Now $w\in E^k$ if and only if $w$ is poly-linear in all its arguments and $$\forall i\in\overline {1,n}\qquad w(c_1,\dots c_i,c_{i+1},\dots, c_k)=-w(c_1,\dots c_{i+1},c_i,\dots, c_k)$$
Definition: Define the exterior product "$\land$" on $1$-forms by $$w_1\land\dots\land w_k(c_1,\dots, c_k)=\begin{vmatrix} w_1(c_1) & w_2(c_1) & \dots & w_k(c_1)\\ w_1(c_2) & w_2(c_2) & \dots & w_k(c_2)\\ \vdots & \vdots & \ddots &\\ w_1(c_n) & w_2(c_n) & \dots & w_k(c_n)\\ \end{vmatrix}$$
Proposition: Assume $x_1,\dots, x_n$ is a basis of $(\mathbb R^n)^*$, the dual of $\mathbb R^n$. Then the set of basic $k$-forms $B=\{x_{i_1}\land\dots\land x_{i_k}\quad :\quad 1\leq i_1<i_2<\dots i_k\leq n \}$ is a basis of $E^k$ (considered as a real vector space with pointwise addition).
Attempt: Assume $e_1\dots e_n$ is the dual basis to $x_1,\dots, x_n$. To see that $B$ spans $E^k$ it suffices to see that any form $w$ is a linear combination $w=\sum_I a_Ix_I$. Here $I$ spans the increasing multi-indexes, and if $I=i_1,\dots ,i_k$ then $x_I:=x_{i_1}\land\dots\land x_{i_k}$, and $a_I:=w(x_{i_1},\dots,x_{i_k})$. The above is apparent from $i_l\not=i_m\Rightarrow x_i(e_j)=0$ and from the definition of the exterior product.
To establish linear independence I tried assuming to the contrary. Then I expressed an arbitrary element of the supposed basis as a linear combination of the others. I imagine evaluating both sides at some carefully chosen vectors should yield a contradiction. May I get help with the details?
N.B. I want to avoid looking at the exterior product as an alternation of the tensor product. Also, I read Rudins proof, but I cannot interpret it in terms of my definitions.
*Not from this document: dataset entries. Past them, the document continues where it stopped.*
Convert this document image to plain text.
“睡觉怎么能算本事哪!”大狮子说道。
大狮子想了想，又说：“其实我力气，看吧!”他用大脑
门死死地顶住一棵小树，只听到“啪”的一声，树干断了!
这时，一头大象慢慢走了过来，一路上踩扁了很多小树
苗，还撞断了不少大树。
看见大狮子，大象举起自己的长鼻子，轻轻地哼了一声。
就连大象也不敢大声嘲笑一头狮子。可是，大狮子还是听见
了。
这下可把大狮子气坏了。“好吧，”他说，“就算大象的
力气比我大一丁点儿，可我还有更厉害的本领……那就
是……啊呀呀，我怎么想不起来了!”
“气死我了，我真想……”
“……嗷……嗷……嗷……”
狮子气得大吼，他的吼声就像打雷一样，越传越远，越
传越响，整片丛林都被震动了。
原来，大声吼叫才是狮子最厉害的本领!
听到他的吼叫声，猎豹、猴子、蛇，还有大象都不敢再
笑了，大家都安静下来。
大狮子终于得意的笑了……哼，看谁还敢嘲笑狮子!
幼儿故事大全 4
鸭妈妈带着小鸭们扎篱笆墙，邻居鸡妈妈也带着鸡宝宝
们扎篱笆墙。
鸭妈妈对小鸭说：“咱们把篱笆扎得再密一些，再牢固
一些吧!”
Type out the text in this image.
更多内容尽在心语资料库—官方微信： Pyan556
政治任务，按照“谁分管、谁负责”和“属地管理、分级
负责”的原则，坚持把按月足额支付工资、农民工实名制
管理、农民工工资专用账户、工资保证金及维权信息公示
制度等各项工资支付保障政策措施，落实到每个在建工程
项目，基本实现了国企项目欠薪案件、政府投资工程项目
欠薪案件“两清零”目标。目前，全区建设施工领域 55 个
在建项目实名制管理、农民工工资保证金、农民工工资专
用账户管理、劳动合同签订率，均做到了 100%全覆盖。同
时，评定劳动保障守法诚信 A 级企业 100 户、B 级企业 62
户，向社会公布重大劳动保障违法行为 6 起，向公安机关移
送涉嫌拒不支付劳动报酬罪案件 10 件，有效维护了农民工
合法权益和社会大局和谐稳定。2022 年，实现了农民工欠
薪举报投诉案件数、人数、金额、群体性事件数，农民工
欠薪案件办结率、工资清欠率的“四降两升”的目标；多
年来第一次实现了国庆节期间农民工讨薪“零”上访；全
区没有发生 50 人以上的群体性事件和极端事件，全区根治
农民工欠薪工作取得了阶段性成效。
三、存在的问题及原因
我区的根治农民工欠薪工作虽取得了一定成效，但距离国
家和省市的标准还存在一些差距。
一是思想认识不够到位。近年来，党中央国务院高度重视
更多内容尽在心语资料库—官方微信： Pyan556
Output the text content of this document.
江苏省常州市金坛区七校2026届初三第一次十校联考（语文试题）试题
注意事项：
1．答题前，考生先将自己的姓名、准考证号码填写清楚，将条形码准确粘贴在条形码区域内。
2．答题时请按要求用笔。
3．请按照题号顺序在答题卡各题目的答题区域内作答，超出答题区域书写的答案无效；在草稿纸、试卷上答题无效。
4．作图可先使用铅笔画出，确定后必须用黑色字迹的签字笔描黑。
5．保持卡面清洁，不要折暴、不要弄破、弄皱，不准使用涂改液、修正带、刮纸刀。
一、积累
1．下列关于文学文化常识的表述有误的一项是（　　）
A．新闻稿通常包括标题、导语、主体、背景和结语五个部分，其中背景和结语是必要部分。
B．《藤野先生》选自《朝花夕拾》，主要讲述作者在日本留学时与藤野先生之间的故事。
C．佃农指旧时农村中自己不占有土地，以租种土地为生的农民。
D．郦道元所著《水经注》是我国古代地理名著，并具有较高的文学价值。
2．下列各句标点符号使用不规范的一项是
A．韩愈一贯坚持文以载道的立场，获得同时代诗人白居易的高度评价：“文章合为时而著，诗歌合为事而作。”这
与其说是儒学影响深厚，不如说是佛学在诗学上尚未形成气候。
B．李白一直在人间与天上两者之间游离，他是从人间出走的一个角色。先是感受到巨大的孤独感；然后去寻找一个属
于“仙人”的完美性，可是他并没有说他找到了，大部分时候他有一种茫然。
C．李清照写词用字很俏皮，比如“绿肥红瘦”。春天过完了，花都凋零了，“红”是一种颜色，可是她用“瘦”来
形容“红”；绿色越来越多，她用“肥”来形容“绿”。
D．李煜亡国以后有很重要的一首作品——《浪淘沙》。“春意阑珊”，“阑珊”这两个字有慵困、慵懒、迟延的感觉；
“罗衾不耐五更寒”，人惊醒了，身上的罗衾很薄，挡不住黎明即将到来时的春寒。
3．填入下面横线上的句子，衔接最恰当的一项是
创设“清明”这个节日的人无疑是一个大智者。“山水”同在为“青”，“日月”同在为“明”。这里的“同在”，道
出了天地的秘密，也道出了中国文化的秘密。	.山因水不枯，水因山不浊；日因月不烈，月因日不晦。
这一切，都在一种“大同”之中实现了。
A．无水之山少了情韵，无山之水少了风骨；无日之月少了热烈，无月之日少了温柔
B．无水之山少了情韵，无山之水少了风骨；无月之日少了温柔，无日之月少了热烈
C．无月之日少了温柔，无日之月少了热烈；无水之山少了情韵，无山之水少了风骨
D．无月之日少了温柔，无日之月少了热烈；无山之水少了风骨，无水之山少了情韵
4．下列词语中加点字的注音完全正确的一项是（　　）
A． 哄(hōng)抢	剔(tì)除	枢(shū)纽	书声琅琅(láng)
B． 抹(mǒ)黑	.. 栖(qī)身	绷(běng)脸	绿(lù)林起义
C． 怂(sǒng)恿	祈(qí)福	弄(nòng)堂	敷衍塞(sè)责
To establish linear independence I had expressed one of the basic form in terms of the others. That is, if $J$ spans the increasing indexes, then
$$x_I=\sum_Ja_Jx_J$$
Evaluating $x_I(e_I)$ yealds $1$ but the right hand side gives $0$, a contradictoin. Therefore, the basic forms are linearly independent.